Source: Best Health magazine, January/February 2015
Ghandi said, ‘You must be the change you want to see in the world.’ January seems like a natural time to heed these words of inspiration. Everywhere we look, there are articles and advertisements prompting us to get healthier. Yet, data shows many of us fail just weeks into our new routines. Often, it’s because we make one rigid resolution that’s too big to manage. My suggestion? Take on a few, smaller resolutions that you can easily work into your life. By targeting the main pillars of health (sleep, diet, exercise and stress management), you can be successful and enjoy a path to lasting wellness.
While feeling rested and getting enough hours is great, sleep is also about rejuvenation and healing. Overall, we all need about seven to eight hours, but adequate stage four sleep (the phase in which our bodies heal and rejuvenate) and a consistent wake time are also vital. Studies show that shifting your wake time by 90 minutes or more reduces energy and increases body fat independent of diet and exercise. Get to bed close to the same hour each night and, more importantly, get up around the same time each day. I recommend trying melatonin. Taken 30 minutes before bed, it promotes stage four sleep and resets your sleep cycle, getting you back into a healthy routine.
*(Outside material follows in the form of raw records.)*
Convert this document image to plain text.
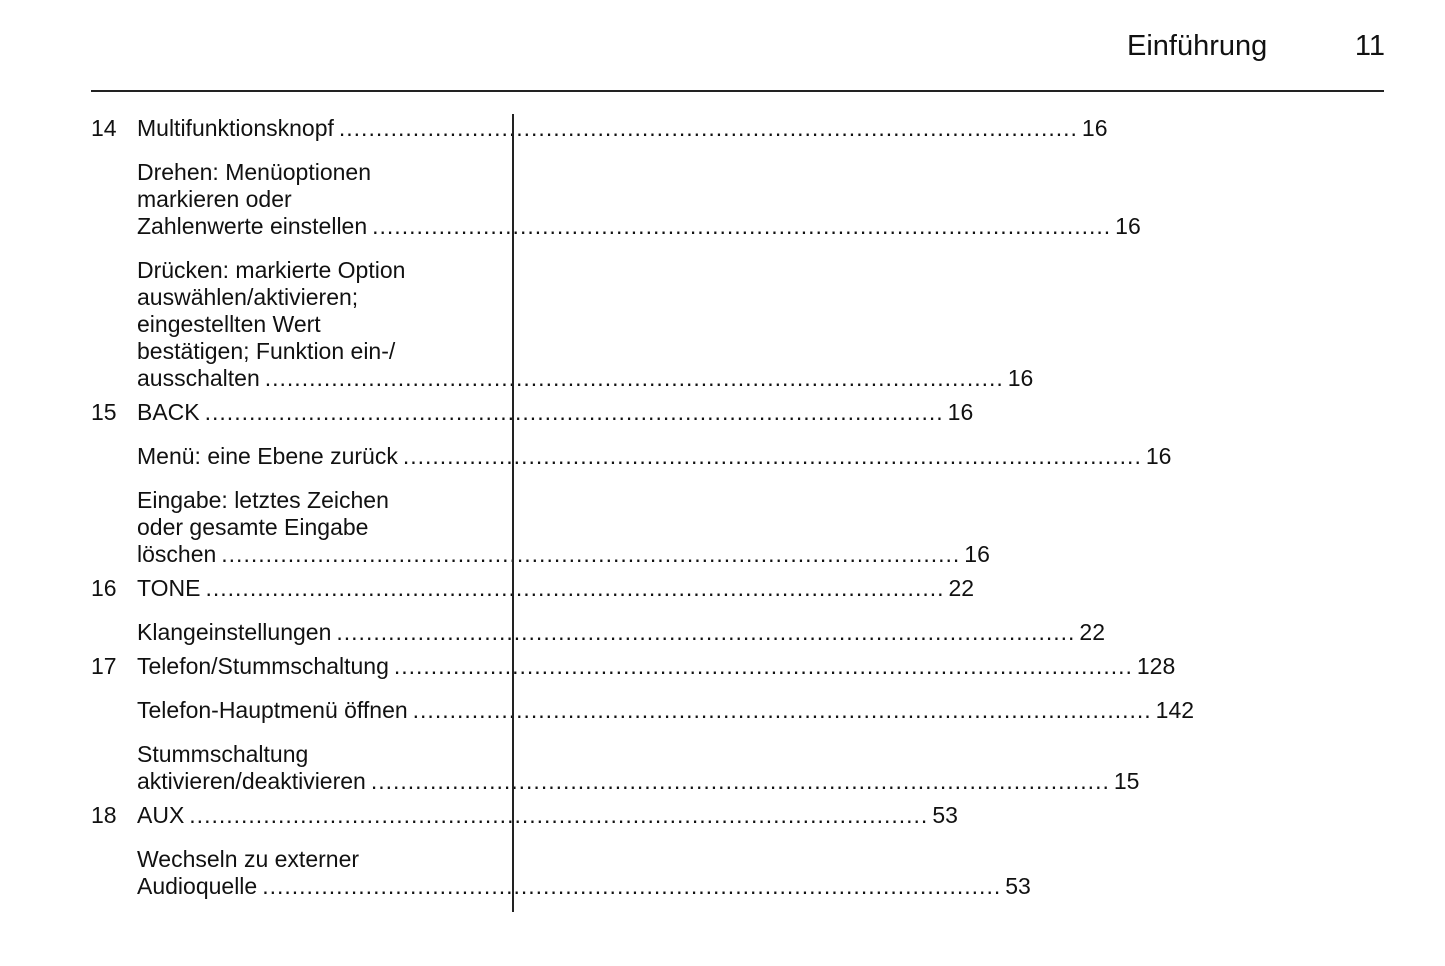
Einführung	11
14 Multifunktionsknopf .................................................................................................... 16
Drehen: Menüoptionen
markieren oder
Zahlenwerte einstellen .................................................................................................... 16
Drücken: markierte Option
auswählen/aktivieren;
eingestellten Wert
bestätigen; Funktion ein-/
ausschalten .................................................................................................... 16
15 BACK .................................................................................................... 16
Menü: eine Ebene zurück .................................................................................................... 16
Eingabe: letztes Zeichen
oder gesamte Eingabe
löschen .................................................................................................... 16
16 TONE .................................................................................................... 22
Klangeinstellungen .................................................................................................... 22
17 Telefon/Stummschaltung .................................................................................................... 128
Telefon-Hauptmenü öffnen .................................................................................................... 142
Stummschaltung
aktivieren/deaktivieren .................................................................................................... 15
18 AUX .................................................................................................... 53
Wechseln zu externer
Audioquelle .................................................................................................... 53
After a month of holiday treats and sweets, everyone could use a sustainable nutrient makeover. Eating well takes a little time and forethought, so start by planning three to five days of menu ideas and cook more than one meal at a time. Make sure you get the right ratio of nutrients on your plate, with protein every meal and greens every day. Commit to removing one poor food choice from your diet such as sugary desserts. Or vice versa: Add in one nutrient-rich food, such as lemon, artichokes, and kale, which stimulates the production of liver enzymes to help naturally detoxify the body. We don’t need to be perfect every day, but we need good basics in our diet to create a healthy body.
It’s not just about weight loss; it’s about increasing muscle strength, improving circulation and feeling good. You don’t need to train like an Olympian; just play like one. Choose an activity that you enjoy ‘ otherwise it will become one more task in your day. It could be dancing, bowling, going for a walk or organizing a game of hockey or soccer ‘ just get moving. Ideally, exercise should be a regular part of your routine, but if not, start small, and increase your activity with each passing month.
December is the most stressful time of the year, and January is when we feel most of the effects from the rise in cortisol, our stress hormone. Cortisol not only increases weight gain independent of what we eat but also impairs stage four sleep, reduces our immunity by up to 56 percent and adversely affects digestion.
Take on less, learn to say ‘no’ and implement some stress-reducing techniques, such as deep breathing, massage therapy, watching a funny movie and laughing. I recommend trying a supplement with lactium ‘ a lactose-free milk peptide that immediately limits excess release of damaging cortisol and calms the body without making you sleepy. One to try: Douglas Labs Sereniten Plus. Also, add magnesium to help reset the GABA receptors in the brain and decrease stress hormone production. This is important because GABA is a calming chemical messenger but it must bind to the receptor to exert its effect. Stress, low magnesium and other variables can inflame the receptor, and interfere with stress reduction.